John Pegram says he wants police to scrap the Offender Management App. Photograph: Alice Zoo
How the police have developed and used their predictive tools hasn’t always been clear to the public. John Pegram, the leader of a local police accountability group in Bristol, says he didn’t hear about the Offender Management App until 2023, years after it had been created. When he did learn about it, he began to suspect he might be included. “I think I knew I was on the app,” Pegram says.
In early 2024, Pegram filed a request to find out how the police were using his data. The police refused to say. Months later, after Pegram had hired solicitors to work on his case, the police confirmed he was on the app but declined to elaborate further. Like others across Bristol, the UK, and, increasingly, around the world, Pegram didn’t know whether he had been scored by an algorithm, what that score might be, or how it could affect his interactions with the authorities.
WIRED, working in partnership with the nonprofit newsroom Liberty Investigates, plus the Bristol Cable and Lighthouse Reports, obtained hundreds of pages of documentation from public records requests to build the most comprehensive picture to date of Avon and Somerset’s regional experiment with data collection and predictive analytics. (Liberty, the parent organization of Liberty Investigates, had some early involvement in a potential legal challenge to the program and continues to support Pegram’s litigation.)
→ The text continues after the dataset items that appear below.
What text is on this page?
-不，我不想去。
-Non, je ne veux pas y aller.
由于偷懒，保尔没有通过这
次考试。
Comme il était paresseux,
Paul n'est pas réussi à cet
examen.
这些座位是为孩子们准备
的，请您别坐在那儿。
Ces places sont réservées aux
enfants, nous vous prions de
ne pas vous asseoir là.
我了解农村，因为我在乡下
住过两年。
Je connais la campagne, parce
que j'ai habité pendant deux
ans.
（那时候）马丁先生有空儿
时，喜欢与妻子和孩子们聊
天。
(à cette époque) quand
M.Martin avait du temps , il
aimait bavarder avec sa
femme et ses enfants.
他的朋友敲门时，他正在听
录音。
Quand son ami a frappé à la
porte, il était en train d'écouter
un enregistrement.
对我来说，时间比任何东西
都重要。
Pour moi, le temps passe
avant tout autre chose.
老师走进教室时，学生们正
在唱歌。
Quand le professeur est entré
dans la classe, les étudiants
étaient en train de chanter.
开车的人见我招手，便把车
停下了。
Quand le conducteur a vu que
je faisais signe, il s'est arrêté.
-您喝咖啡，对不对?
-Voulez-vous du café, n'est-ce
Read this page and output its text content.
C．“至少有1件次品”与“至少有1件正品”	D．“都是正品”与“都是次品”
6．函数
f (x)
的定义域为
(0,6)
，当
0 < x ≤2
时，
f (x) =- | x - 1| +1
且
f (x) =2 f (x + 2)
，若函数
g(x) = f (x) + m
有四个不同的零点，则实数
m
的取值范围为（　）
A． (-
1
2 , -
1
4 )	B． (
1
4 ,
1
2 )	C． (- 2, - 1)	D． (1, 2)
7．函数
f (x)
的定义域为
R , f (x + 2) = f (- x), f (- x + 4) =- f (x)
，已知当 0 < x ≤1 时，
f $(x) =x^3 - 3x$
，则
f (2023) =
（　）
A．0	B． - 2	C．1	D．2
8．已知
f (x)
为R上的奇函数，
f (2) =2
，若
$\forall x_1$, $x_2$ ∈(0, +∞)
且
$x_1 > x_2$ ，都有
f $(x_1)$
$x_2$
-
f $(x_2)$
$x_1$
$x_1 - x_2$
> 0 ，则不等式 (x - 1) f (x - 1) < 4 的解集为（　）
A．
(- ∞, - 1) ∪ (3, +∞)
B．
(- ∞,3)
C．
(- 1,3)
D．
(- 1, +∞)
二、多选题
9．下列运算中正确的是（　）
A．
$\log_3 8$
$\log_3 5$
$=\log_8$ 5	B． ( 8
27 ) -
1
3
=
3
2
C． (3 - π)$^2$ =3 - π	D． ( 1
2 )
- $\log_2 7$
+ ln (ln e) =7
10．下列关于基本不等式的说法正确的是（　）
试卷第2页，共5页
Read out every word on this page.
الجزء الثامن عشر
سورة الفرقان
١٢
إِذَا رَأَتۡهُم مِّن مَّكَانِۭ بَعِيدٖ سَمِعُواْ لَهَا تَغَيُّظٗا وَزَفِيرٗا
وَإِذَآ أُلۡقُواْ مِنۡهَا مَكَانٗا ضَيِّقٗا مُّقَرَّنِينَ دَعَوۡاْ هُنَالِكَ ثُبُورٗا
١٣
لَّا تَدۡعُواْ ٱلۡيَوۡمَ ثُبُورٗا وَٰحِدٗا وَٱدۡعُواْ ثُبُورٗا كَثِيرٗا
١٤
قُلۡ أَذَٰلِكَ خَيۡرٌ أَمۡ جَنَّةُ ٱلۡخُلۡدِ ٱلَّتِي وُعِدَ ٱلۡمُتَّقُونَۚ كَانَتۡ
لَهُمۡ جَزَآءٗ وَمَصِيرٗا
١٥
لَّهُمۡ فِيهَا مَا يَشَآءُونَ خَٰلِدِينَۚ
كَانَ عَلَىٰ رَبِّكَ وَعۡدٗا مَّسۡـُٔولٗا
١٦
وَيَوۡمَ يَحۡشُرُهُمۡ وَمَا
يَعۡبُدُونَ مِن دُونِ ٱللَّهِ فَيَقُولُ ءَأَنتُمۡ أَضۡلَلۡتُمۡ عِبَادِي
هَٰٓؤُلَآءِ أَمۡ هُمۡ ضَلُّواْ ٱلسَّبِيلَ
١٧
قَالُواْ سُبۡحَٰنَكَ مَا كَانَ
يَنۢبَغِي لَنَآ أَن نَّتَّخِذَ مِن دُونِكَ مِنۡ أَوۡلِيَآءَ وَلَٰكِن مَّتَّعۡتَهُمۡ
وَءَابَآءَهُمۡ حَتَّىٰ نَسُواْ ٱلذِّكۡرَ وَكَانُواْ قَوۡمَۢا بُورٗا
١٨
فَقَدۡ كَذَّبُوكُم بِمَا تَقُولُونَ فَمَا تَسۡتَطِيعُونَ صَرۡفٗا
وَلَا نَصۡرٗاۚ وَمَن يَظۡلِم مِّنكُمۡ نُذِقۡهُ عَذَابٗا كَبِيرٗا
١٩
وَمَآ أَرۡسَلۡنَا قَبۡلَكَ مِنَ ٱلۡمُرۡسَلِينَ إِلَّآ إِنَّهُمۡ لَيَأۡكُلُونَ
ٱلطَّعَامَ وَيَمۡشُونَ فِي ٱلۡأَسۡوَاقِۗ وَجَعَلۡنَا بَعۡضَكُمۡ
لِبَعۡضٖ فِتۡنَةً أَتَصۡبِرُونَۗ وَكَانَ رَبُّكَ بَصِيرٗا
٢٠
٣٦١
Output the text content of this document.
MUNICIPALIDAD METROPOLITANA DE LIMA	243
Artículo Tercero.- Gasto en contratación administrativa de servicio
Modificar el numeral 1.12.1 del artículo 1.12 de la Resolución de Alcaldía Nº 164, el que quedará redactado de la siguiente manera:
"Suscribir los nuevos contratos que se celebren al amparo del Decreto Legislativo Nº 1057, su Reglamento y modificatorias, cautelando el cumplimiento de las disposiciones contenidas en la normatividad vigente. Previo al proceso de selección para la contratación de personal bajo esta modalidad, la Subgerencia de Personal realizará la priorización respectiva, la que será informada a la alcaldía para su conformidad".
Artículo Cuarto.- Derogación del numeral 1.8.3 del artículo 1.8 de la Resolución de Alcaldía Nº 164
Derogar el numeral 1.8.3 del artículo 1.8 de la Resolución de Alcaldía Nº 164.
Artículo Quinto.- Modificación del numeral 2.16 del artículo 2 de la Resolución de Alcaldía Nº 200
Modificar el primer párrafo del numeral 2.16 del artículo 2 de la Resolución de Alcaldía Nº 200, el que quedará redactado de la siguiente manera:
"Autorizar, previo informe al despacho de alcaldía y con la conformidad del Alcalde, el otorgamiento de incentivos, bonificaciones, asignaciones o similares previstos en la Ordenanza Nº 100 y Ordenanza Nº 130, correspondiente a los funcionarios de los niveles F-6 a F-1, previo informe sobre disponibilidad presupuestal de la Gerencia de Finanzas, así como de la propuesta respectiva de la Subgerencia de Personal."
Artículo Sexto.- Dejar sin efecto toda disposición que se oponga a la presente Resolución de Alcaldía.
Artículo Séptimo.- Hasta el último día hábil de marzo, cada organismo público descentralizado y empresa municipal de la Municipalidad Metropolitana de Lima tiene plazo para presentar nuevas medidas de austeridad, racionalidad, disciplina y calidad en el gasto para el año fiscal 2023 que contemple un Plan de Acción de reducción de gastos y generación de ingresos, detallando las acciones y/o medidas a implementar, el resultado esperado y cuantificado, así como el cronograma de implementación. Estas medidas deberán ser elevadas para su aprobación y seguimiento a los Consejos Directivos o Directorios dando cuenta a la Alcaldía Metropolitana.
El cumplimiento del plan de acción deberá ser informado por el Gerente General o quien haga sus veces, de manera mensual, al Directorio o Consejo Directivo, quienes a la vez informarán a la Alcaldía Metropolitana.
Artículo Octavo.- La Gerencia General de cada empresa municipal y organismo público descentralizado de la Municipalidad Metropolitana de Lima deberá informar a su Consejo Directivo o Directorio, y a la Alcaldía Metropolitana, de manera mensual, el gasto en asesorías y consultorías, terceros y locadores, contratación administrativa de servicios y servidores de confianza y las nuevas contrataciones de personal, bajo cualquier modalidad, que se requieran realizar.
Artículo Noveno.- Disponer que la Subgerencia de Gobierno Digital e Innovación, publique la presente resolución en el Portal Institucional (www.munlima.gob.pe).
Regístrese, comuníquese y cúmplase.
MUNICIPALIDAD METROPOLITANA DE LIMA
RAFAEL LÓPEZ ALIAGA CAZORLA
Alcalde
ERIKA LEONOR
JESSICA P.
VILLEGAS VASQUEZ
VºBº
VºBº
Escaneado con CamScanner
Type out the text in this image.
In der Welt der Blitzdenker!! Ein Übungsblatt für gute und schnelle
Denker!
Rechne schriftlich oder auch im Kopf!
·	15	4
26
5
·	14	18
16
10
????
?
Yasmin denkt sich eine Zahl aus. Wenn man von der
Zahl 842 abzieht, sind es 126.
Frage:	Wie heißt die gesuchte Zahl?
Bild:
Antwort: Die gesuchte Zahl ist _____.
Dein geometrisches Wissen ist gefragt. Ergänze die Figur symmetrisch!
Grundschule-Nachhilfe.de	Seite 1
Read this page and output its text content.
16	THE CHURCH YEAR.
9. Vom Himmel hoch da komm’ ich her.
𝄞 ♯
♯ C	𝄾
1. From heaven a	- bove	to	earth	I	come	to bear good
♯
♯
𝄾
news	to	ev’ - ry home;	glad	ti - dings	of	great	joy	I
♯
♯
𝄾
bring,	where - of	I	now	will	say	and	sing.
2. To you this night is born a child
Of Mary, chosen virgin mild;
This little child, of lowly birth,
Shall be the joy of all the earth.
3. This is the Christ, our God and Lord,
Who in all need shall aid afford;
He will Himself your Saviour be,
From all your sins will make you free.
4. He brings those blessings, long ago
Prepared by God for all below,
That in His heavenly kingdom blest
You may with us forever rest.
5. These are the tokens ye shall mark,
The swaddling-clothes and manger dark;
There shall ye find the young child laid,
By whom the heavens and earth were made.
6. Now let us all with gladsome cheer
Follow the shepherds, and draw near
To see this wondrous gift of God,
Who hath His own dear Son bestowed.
The investigation reveals that at least two of these risk-scoring models were quietly abandoned after Bristol City Council staff deemed they could no longer trust them. Previously unreported documents show government inspectors and independent reviewers highlighting a startling lack of transparency about some elements of the program and warning that the systems could undermine public trust. Police data disclosed to WIRED—comprising more than 36,000 model performance scores—appear in some cases to show “genuinely poor predictive performance,” according to an independent analyst who reviewed the data for WIRED.